The personally identifiable (PII) pieces are LicenseNumber and LastName. Both of those might be published openly on the state website. The grade value of “70” is just a number and not identifiable at all, nor are the arbitrary completion date field or course approval number. These are not PII. However, when combined in a single row, they form a “personal data record” because they tell us something done by a specific person. It is no longer just “grade,” but rather “Mr. Smith’s grade.” If we allow this record to be transmitted unprotected because some of the information is public then we also expose the other personal data to hackers or any man-in-the-middle who might be involved.

But who cares about that other information if it’s not identifiable?

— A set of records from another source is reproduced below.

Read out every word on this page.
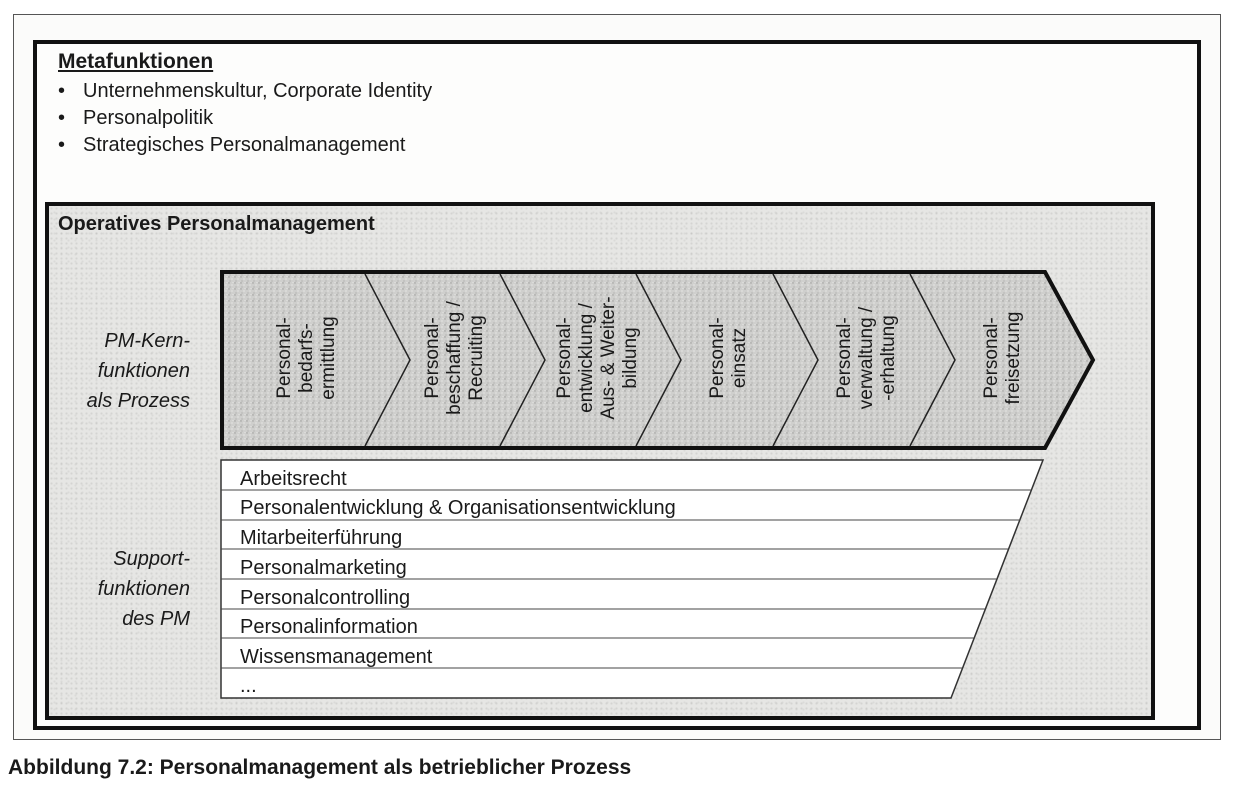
Metafunktionen
• Unternehmenskultur, Corporate Identity
• Personalpolitik
• Strategisches Personalmanagement
Operatives Personalmanagement
PM-Kern-
funktionen
als Prozess
Personal- bedarfs- ermittlung	Personal- beschaffung / Recruiting	Personal- entwicklung / Aus- & Weiter- bildung	Personal- einsatz	Personal- verwaltung / -erhaltung	Personal- freisetzung
Support-
funktionen
des PM
Arbeitsrecht
Personalentwicklung & Organisationsentwicklung
Mitarbeiterführung
Personalmarketing
Personalcontrolling
Personalinformation
Wissensmanagement
...
Abbildung 7.2: Personalmanagement als betrieblicher Prozess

We may not know, but we must assume that both Mr. Smith and Mrs. Johnson care about their data. Since this data directly describes their activity and behavior, they are the only ones who should decide where and when it is made public. As a business, we are the stewards of this information and need to protect it to the best of our ability while it is in our care.

“We are the stewards of this information and need to protect it to the best of our ability”

Maybe Mr. Smith doesn’t want his boss to know that he barely passed with a 70, that he waited until the last day of the month, or that he completes the same course every year. Maybe Ms. Johnson doesn’t want everyone to know she was taking courses on a Saturday. What if she works for a competitor and doesn’t want her coworkers to know she’s taking courses from WebCE at all? In that case, even just the fact that she has an account in our system could be valuable information worth protecting.

We don’t get to judge for other people the importance of their data or choose for them which data is put at risk. We need to protect it all: the entire data record. As soon as identifiable components are involved, the record must be protected regardless of the publicness of those components. It’s the connection to the PII that triggers the need to secure and encrypt the entire package, both in transit (inbound or outbound) and at rest.

WebCE is regularly reviewing our practices and pushing our industries for more secure data handling across all channels. Together we can create a secure environment for all student data throughout the licensing and education process.